How to Know If Your Relationship Can Be Saved

Joey SassineJan 20, 20266 min

You're sitting across from someone you used to love and you're not sure if you still do. Things are broken. Communication died somewhere along the way. You feel more like roommates than partners. But is it over? Or is it fixable?

This is the question that keeps people awake. And the tragedy isn't that relationships break. It's that people leave ones that could be saved, or stay in ones that should end. Both create years of unnecessary pain.

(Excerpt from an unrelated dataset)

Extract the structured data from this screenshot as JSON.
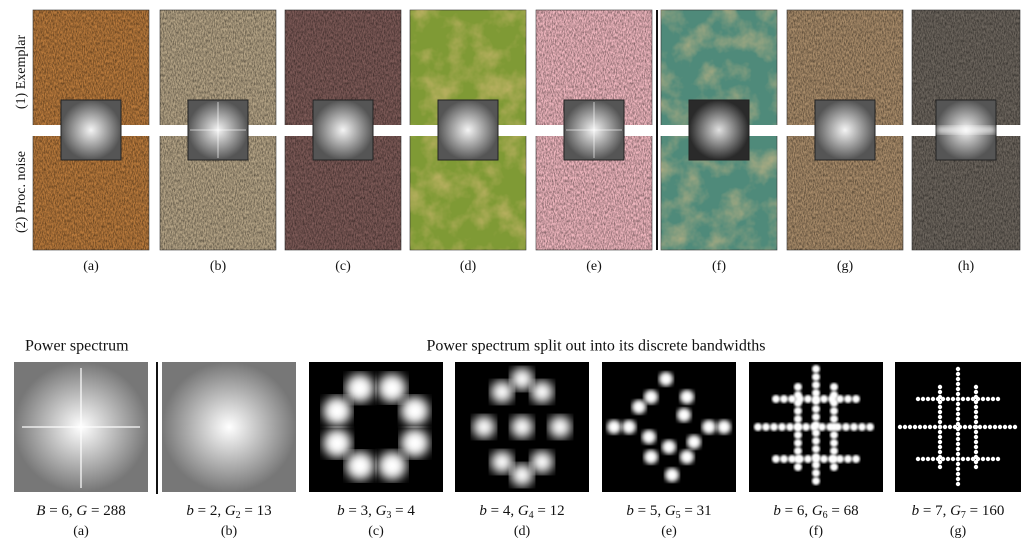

What makes it saveable. Both of you are willing to try. Not "I'll try if they change first." Both of you, at the same time, willing to look at your own role. There's still love underneath the mess. Not the early butterflies. Real care. You still want good things for this person even when you're angry at them. And you can both be honest about what went wrong without turning it into a blame contest.

What makes it probably over. One person has completely shut down. They're physically there but emotionally gone. There's ongoing cheating with no remorse. There's abuse that the person won't own or stop. You disagree on things that can't be compromised, like whether to have children. Or one of you has already decided it's over but hasn't said it yet.

The part most people skip. They try to decide alone. They overthink it for months. They ask friends who have no clinical training. They read articles. They journal. And they still can't figure it out. That's because you're inside the situation. You can't see the pattern clearly when you're in it. You need someone outside of it to name what's happening.

Get clarity first. Then decide. The worst outcome isn't staying or leaving. The worst outcome is doing either one without understanding why.